July 01, 2011

Conflict in the Caucasus


Conflict in the Caucasus

EVERY SATURDAY MORNING at the Dry Bridge Market by the Mtkvari River in Tbilisi, people gather to buy and sell goods at a long-established open air market. The nearby park is devoted to work by local artists, with garishly colored paintings that depict typically Georgian scenes, like skyrocket church domes and bacchanalian wine gatherings, but it is the flea market at the roadside that is the greatest draw for locals.

The goods on sale are painstakingly spread out on tablecloths in the shade of trees, and the combined effect seems more like an outdoor museum of the Georgian twentieth century than a commercial enterprise. There are all manner of Soviet-era cameras, magazines, medals and lapel badges. There are stamp collections, coins and records, and statuettes of Marx, Lenin and other members of the Soviet elite who failed to become household names. This being Georgia, it is inevitable to see likenesses of the most famous Georgian of all time: Ioseb Besarionis dze Jughashvili, better known to the rest of the world as Joseph Stalin.

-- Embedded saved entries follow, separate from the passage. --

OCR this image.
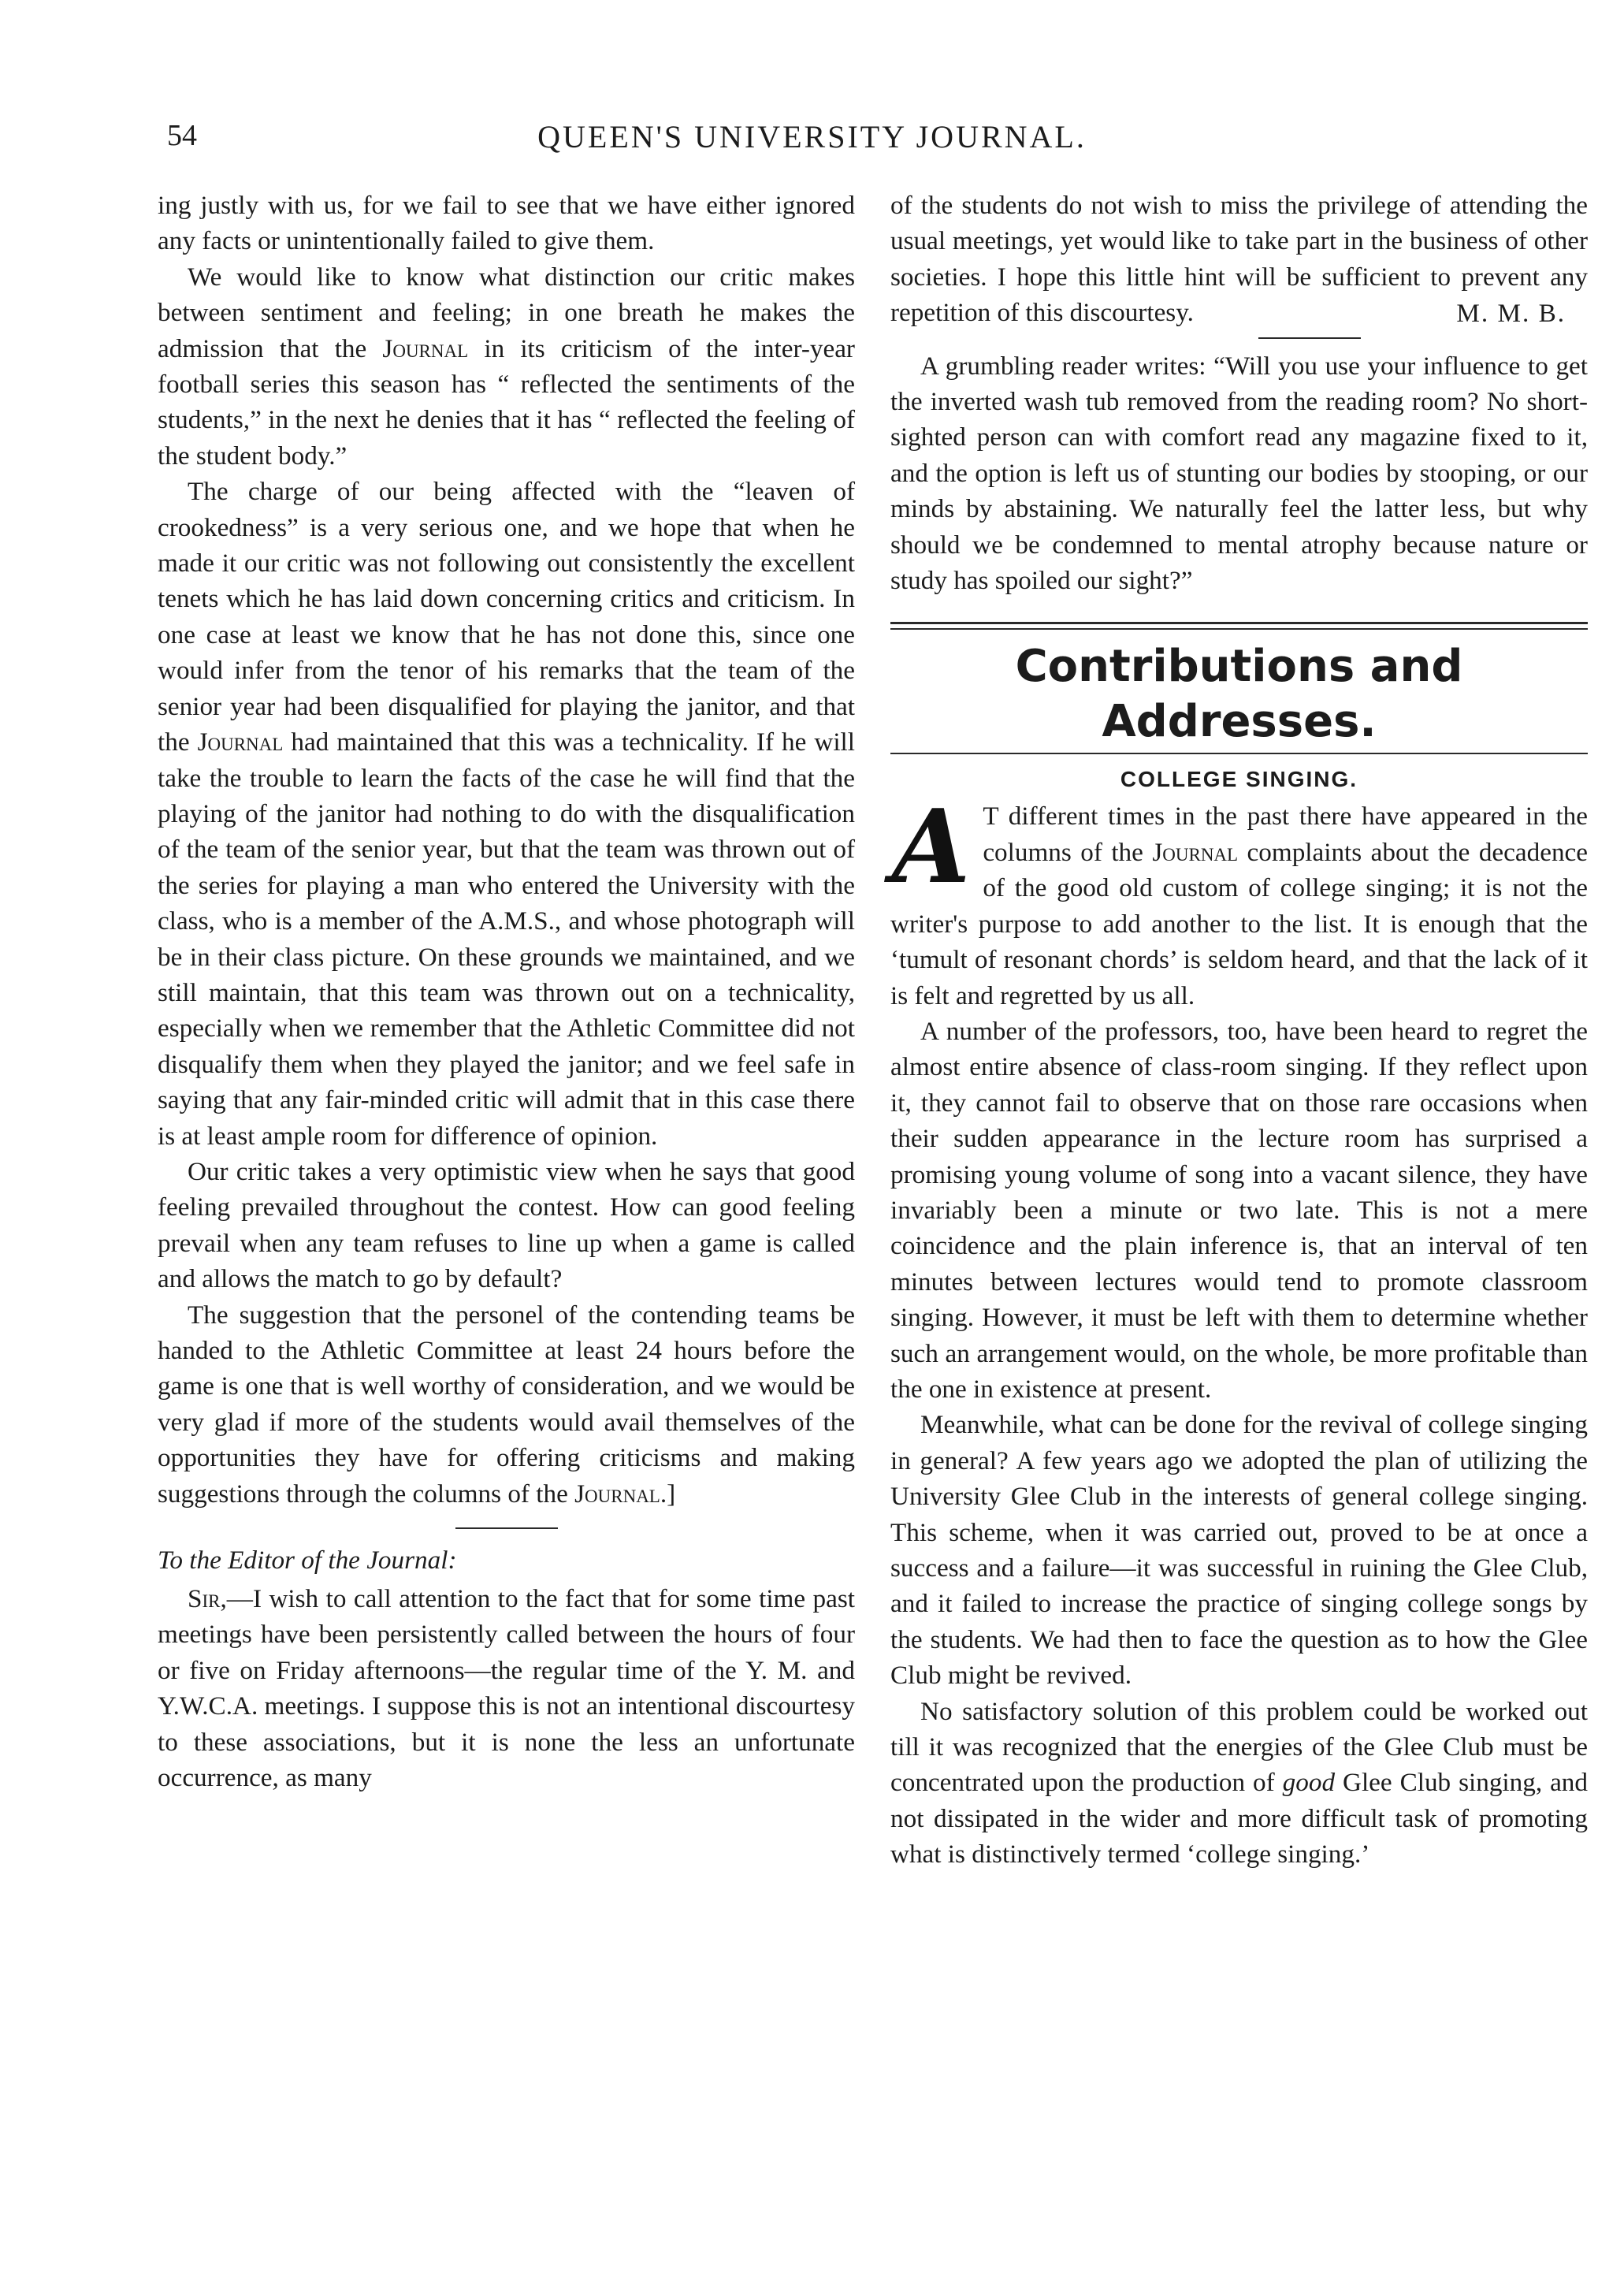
54	QUEEN'S UNIVERSITY JOURNAL.

ing justly with us, for we fail to see that we have either ignored any facts or unintentionally failed to give them.

We would like to know what distinction our critic makes between sentiment and feeling; in one breath he makes the admission that the Journal in its criticism of the inter-year football series this season has “ reflected the sentiments of the students,” in the next he denies that it has “ reflected the feeling of the student body.”

The charge of our being affected with the “leaven of crookedness” is a very serious one, and we hope that when he made it our critic was not following out consistently the excellent tenets which he has laid down concerning critics and criticism. In one case at least we know that he has not done this, since one would infer from the tenor of his remarks that the team of the senior year had been disqualified for playing the janitor, and that the Journal had maintained that this was a technicality. If he will take the trouble to learn the facts of the case he will find that the playing of the janitor had nothing to do with the disqualification of the team of the senior year, but that the team was thrown out of the series for playing a man who entered the University with the class, who is a member of the A.M.S., and whose photograph will be in their class picture. On these grounds we maintained, and we still maintain, that this team was thrown out on a technicality, especially when we remember that the Athletic Committee did not disqualify them when they played the janitor; and we feel safe in saying that any fair-minded critic will admit that in this case there is at least ample room for difference of opinion.

Our critic takes a very optimistic view when he says that good feeling prevailed throughout the contest. How can good feeling prevail when any team refuses to line up when a game is called and allows the match to go by default?

The suggestion that the personel of the contending teams be handed to the Athletic Committee at least 24 hours before the game is one that is well worthy of consideration, and we would be very glad if more of the students would avail themselves of the opportunities they have for offering criticisms and making suggestions through the columns of the Journal.]

To the Editor of the Journal:

Sir,—I wish to call attention to the fact that for some time past meetings have been persistently called between the hours of four or five on Friday afternoons—the regular time of the Y. M. and Y.W.C.A. meetings. I suppose this is not an intentional discourtesy to these associations, but it is none the less an unfortunate occurrence, as many

of the students do not wish to miss the privilege of attending the usual meetings, yet would like to take part in the business of other societies. I hope this little hint will be sufficient to prevent any repetition of this discourtesy.	M. M. B.

A grumbling reader writes: “Will you use your influence to get the inverted wash tub removed from the reading room? No short-sighted person can with comfort read any magazine fixed to it, and the option is left us of stunting our bodies by stooping, or our minds by abstaining. We naturally feel the latter less, but why should we be condemned to mental atrophy because nature or study has spoiled our sight?”

Contributions and Addresses.
COLLEGE SINGING.

A T different times in the past there have appeared in the columns of the Journal complaints about the decadence of the good old custom of college singing; it is not the writer's purpose to add another to the list. It is enough that the ‘tumult of resonant chords’ is seldom heard, and that the lack of it is felt and regretted by us all.

A number of the professors, too, have been heard to regret the almost entire absence of class-room singing. If they reflect upon it, they cannot fail to observe that on those rare occasions when their sudden appearance in the lecture room has surprised a promising young volume of song into a vacant silence, they have invariably been a minute or two late. This is not a mere coincidence and the plain inference is, that an interval of ten minutes between lectures would tend to promote classroom singing. However, it must be left with them to determine whether such an arrangement would, on the whole, be more profitable than the one in existence at present.

Meanwhile, what can be done for the revival of college singing in general? A few years ago we adopted the plan of utilizing the University Glee Club in the interests of general college singing. This scheme, when it was carried out, proved to be at once a success and a failure—it was successful in ruining the Glee Club, and it failed to increase the practice of singing college songs by the students. We had then to face the question as to how the Glee Club might be revived.

No satisfactory solution of this problem could be worked out till it was recognized that the energies of the Glee Club must be concentrated upon the production of good Glee Club singing, and not dissipated in the wider and more difficult task of promoting what is distinctively termed ‘college singing.’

Strolling the market, one notices that, rather than guttural Georgian, the lingua franca here is Russian. This may be Tbilisi, but many of those gathered here do not speak Georgian — they are members of the capital’s Russian minority and their life is difficult enough without having to cope with the tongue-twisting consonants and mind-bending grammar that fluency in Georgian requires.